"Kartoooofle, kartofleeee! "
Pamiętacie tych handlarzy? Ponoć w innych miastach Polski raczej niespotykani. Skąd oni przyjeżdżali? Tzn. musieli chyba z jakichś wsi, ale najbliższe wsie są z 20 kilometrów od Bytomia, to co, oni te konie popędzali tak daleko?
Ile było przed wojną koni w Bytomiu, gdzie były ich stajnie? Czy była jakaś z tym kultura związana?
Według tego artykułu
w Londynie w 1890 roku jeden koń przypadał na 15 mieszkańców, czyli 300.000 koni na 4,5 mln. mieszkańców, w innym mieście, w Meelwauke zamieszkanym przez 350.000 ludzi koni żyło 12,500.
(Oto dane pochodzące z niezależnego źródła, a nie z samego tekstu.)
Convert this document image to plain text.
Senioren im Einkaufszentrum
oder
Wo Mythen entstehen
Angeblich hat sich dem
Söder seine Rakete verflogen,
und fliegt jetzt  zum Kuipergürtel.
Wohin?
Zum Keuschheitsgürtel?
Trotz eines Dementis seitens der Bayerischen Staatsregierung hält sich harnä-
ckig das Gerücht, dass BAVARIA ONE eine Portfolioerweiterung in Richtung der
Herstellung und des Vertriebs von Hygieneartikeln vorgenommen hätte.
Przy takich liczbach tych zwierząt musiałaby wokół nich powstać cała infrastruktura a nawet kultura, której z oczywistych względów dzisiaj już nie ma.
Na starych pocztówkach widać, że fontanna na dzisiejszym placu Kościuszki była również końskim wodopojem. Rozbark ponoć miał pastwiska i stajnie dla koni wysłużonych w kopalniach. Plac Kościuszki, plac Sobieskiego były końskimi wybiegami.